When I was an undergraduate, I watched professors copy notes from their notebooks onto the board, and then I copied them into my notebooks. I learned nearly nothing that way. The real learning happened later, when I camped out in the lounge with my classmates and did problem after problem, running upstairs to ask professors for help when we got stuck. I try to replicate that experience. I ask students to do the readings on their own time and then, in class, I explain the hard stuff, they ask questions, and we solve problems together.
Why is integrating research and teaching important?
I'm not just teaching astronomy that's written in the textbook, I'm teaching the work my colleagues and I are doing right now – about papers published last week, about the discoveries we are on the cusp of making. I think that goes a long way to motivating students to learn: they want to know the things they are learning have relevance right now, that they are being prepared to understand and shape the world of today, not the way it was when the textbook was written.

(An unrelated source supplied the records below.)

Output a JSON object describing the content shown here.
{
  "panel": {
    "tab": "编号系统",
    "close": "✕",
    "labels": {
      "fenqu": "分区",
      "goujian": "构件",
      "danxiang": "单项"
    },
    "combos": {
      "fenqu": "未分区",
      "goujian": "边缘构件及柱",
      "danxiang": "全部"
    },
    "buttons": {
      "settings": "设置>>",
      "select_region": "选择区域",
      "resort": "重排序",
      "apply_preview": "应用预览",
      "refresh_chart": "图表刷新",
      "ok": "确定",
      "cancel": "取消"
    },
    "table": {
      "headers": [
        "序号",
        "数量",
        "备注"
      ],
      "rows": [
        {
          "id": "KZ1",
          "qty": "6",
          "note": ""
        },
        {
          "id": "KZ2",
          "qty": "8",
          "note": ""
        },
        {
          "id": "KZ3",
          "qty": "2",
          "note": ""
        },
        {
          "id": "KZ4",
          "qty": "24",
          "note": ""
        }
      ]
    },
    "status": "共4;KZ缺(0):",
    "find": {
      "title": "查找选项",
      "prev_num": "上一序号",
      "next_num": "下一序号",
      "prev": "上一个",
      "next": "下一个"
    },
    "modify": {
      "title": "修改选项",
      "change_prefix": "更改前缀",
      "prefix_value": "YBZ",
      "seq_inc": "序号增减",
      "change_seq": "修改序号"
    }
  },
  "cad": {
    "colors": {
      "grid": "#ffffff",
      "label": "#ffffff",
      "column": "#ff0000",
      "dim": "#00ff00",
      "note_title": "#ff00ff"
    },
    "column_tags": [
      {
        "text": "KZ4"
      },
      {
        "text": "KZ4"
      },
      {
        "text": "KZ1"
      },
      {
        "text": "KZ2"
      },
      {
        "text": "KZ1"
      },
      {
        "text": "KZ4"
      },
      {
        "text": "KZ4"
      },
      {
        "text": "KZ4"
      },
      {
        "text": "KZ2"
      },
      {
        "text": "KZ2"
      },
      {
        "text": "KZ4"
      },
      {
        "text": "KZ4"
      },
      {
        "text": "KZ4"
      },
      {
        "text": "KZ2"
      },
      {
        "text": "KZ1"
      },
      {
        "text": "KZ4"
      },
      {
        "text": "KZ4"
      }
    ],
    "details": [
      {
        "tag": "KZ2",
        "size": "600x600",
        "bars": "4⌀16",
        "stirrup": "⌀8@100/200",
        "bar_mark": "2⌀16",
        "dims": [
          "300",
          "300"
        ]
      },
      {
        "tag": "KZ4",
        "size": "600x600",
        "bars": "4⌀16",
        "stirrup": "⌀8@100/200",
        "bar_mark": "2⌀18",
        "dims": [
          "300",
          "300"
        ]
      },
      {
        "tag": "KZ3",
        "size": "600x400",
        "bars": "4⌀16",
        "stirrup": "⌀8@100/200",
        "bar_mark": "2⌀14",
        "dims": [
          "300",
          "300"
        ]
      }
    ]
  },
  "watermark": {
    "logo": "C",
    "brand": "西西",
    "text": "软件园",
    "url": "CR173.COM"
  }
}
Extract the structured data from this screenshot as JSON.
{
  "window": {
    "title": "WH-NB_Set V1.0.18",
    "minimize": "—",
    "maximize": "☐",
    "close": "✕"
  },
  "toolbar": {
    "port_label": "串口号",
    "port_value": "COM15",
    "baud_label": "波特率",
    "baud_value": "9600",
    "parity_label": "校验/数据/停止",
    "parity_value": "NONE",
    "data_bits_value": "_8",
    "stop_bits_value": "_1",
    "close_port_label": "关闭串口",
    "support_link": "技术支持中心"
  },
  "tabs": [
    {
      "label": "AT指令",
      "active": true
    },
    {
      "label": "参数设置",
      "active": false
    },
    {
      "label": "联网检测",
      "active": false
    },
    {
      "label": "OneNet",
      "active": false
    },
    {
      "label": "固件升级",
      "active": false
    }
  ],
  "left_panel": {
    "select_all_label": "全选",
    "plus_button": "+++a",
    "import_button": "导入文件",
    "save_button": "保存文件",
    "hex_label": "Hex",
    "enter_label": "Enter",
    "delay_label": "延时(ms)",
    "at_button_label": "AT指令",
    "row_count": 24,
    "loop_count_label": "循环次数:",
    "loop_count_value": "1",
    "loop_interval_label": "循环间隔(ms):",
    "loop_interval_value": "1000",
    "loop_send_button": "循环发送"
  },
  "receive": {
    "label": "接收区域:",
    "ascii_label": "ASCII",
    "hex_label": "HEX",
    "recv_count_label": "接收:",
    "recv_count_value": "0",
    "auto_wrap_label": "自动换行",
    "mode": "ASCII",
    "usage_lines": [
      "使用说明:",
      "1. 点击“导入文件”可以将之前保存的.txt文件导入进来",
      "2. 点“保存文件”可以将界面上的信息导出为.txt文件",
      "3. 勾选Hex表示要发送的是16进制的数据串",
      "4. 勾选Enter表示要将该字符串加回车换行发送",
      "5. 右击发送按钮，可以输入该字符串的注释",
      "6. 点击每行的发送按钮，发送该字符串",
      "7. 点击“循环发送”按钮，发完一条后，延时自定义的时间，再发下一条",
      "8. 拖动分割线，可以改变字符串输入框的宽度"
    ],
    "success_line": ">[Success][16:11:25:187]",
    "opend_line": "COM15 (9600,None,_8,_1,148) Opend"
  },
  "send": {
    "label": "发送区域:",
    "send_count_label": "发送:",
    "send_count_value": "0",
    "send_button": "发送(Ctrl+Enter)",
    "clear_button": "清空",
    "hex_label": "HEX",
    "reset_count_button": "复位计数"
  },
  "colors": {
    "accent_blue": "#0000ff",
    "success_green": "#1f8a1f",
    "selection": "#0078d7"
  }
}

What have you learned from your students?
More than I can hope to summarize. But I can start with patience, gratitude, and the love of learning.
Why have you chosen to teach at U of T?
I'll be honest: teaching at U of T is intense. There are overwhelming numbers of students and never a moment's rest during the semester. But there are a lot of things I love that I haven't encountered elsewhere. The first is the variety of opportunities. When I need help with some new innovation I want to implement, there are people I can turn to. If I need funding to study better teaching methods, there is funding. If I need inspiration on how to teach better, I have no shortage of role models.
On top of all of that, I love the diversity of the students. Their diversity, in terms of interests, aptitudes, cultures, religions, languages, and attitudes makes for a really lively, stimulating environment. When a student walks through my door during office hours, I never know who I am about to meet!